Le veau d'or. Caricature publiée dans le numéro du 31 décembre 1892 du Supplément illustré du Petit Journal et illustrant la corruption des parlementaires : de nombreux députés sont accusés d'avoir été corrompus pour approuver des emprunts pour la construction du canal de Panama

Le veau d’or. Caricature publiée dans le numéro du 31 décembre 1892
du Supplément illustré du Petit Journal et illustrant la corruption des parlementaires :
de nombreux députés sont accusés d’avoir été corrompus pour approuver
des emprunts pour la construction du canal de Panama

On ne demande pas à l’amant de cœur ce qu’on demande à l’amant en pied, et ce qui serait le déshonneur de l’un est même au contraire l’honneur de l’autre. Le suffrage universel, c’est l’ouvrier, le cocher de fiacre, la portière, le marchand de vin, l’agent d’affaires, le revendeur, le paysan, le domestique, le courtier marron, le camelot, le perruquier, le cabotin, tous gens de la foule, vivant d’ingéniosités, d’expédients, de trucs, de petits bénéfices, de fraudes professionnelles ! Quels députés voulez-vous qu’ils élisent et qu’ils aiment, sinon des députés à leur image, et comment ces députés ne continueraient-ils pas, une fois députés, les ingéniosités, les expédients, les fraudes et les trucs de la famille, les boniments de la boutique ou de la baraque dont ils sortent ?

Balzac, il y a cinquante ans, appelait déjà la démocratie la « médiocratie », et la médiocratie devait en effet triompher en tout, même en morale. L’intégrité, comme on la comprenait dans les anciens parlements, et comme la sanctionnait une opinion sévère, rentrait dans la hauteur et la raideur aristocratiques ; c’était une probité supérieure, exceptionnelle, spéciale à une caste, dont on n’avait que faire quand on n’en était pas, et dont le manque n’était un crime que lorsqu’on lui appartenait.

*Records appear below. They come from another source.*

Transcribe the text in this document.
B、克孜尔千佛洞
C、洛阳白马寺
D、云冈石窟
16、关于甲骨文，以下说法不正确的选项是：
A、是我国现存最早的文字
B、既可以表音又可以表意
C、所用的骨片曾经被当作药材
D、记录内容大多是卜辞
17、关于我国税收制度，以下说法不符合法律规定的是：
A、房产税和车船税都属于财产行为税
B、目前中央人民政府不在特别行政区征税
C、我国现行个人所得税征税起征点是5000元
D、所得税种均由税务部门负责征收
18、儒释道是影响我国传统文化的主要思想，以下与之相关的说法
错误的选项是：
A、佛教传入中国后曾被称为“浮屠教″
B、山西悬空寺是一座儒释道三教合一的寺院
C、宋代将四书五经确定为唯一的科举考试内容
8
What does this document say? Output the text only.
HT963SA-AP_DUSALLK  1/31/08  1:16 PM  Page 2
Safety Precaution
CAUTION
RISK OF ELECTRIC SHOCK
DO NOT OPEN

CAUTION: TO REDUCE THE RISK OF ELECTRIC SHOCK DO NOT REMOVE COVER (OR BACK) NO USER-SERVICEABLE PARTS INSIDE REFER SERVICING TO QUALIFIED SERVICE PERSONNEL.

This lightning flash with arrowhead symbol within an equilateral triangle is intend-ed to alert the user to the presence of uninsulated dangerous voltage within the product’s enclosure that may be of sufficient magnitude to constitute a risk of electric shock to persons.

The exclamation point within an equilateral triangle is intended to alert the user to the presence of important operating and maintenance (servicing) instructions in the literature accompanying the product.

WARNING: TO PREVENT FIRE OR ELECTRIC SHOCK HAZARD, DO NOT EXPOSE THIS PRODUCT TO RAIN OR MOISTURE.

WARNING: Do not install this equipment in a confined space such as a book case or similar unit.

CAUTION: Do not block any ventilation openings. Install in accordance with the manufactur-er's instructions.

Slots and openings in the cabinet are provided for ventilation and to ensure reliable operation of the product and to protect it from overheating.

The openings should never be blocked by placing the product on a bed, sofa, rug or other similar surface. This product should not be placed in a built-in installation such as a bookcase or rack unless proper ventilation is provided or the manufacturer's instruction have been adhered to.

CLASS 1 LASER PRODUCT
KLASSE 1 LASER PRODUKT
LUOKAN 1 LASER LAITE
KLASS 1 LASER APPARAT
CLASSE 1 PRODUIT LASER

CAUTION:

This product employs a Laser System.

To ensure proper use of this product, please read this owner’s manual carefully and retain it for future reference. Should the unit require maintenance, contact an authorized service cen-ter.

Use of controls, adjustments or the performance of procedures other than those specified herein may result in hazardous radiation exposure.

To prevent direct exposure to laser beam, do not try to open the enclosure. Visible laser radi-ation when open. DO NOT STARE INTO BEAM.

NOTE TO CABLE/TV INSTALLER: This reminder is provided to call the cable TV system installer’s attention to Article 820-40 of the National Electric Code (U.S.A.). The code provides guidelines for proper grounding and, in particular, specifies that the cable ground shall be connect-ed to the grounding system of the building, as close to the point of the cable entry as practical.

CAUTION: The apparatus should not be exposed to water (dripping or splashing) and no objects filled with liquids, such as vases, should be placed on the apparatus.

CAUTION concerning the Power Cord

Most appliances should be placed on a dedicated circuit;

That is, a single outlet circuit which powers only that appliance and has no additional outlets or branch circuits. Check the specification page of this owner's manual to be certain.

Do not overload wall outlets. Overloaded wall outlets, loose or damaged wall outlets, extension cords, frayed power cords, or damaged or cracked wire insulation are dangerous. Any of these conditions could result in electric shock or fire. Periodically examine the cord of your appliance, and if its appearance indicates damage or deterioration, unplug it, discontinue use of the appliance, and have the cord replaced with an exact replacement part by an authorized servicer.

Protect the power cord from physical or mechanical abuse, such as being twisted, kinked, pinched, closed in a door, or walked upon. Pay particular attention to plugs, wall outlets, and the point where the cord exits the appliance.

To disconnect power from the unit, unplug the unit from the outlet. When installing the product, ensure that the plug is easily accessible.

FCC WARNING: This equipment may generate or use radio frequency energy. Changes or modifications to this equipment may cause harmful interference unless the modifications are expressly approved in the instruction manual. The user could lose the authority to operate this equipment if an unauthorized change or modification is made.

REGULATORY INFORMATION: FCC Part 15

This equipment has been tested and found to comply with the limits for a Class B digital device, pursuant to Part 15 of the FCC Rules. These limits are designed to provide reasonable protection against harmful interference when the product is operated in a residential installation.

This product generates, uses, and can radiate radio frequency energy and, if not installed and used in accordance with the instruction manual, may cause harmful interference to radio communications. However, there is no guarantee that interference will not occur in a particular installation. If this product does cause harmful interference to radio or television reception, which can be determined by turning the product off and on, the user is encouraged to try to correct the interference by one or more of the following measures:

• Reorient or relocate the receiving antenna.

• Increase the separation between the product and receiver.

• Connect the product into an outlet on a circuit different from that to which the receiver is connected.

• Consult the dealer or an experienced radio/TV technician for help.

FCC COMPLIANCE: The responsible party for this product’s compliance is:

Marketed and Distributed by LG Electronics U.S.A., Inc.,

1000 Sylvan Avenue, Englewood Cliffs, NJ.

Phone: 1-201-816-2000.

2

Mais où sont donc aujourd’hui les castes ? Qu’est-ce qu’il y a d’inférieur et de supérieur ? Qui est-ce qui pourrait vouloir être meilleur que les autres, et avoir une autre probité que celle de « tout le monde » ? Pourquoi ne ferait-on pas d’affaires ? Pourquoi ne toucherait-on pas une petite commission ? Est-ce qu’il est défendu de penser à sa famille ? Est-ce qu’il est même interdit de penser à soi ?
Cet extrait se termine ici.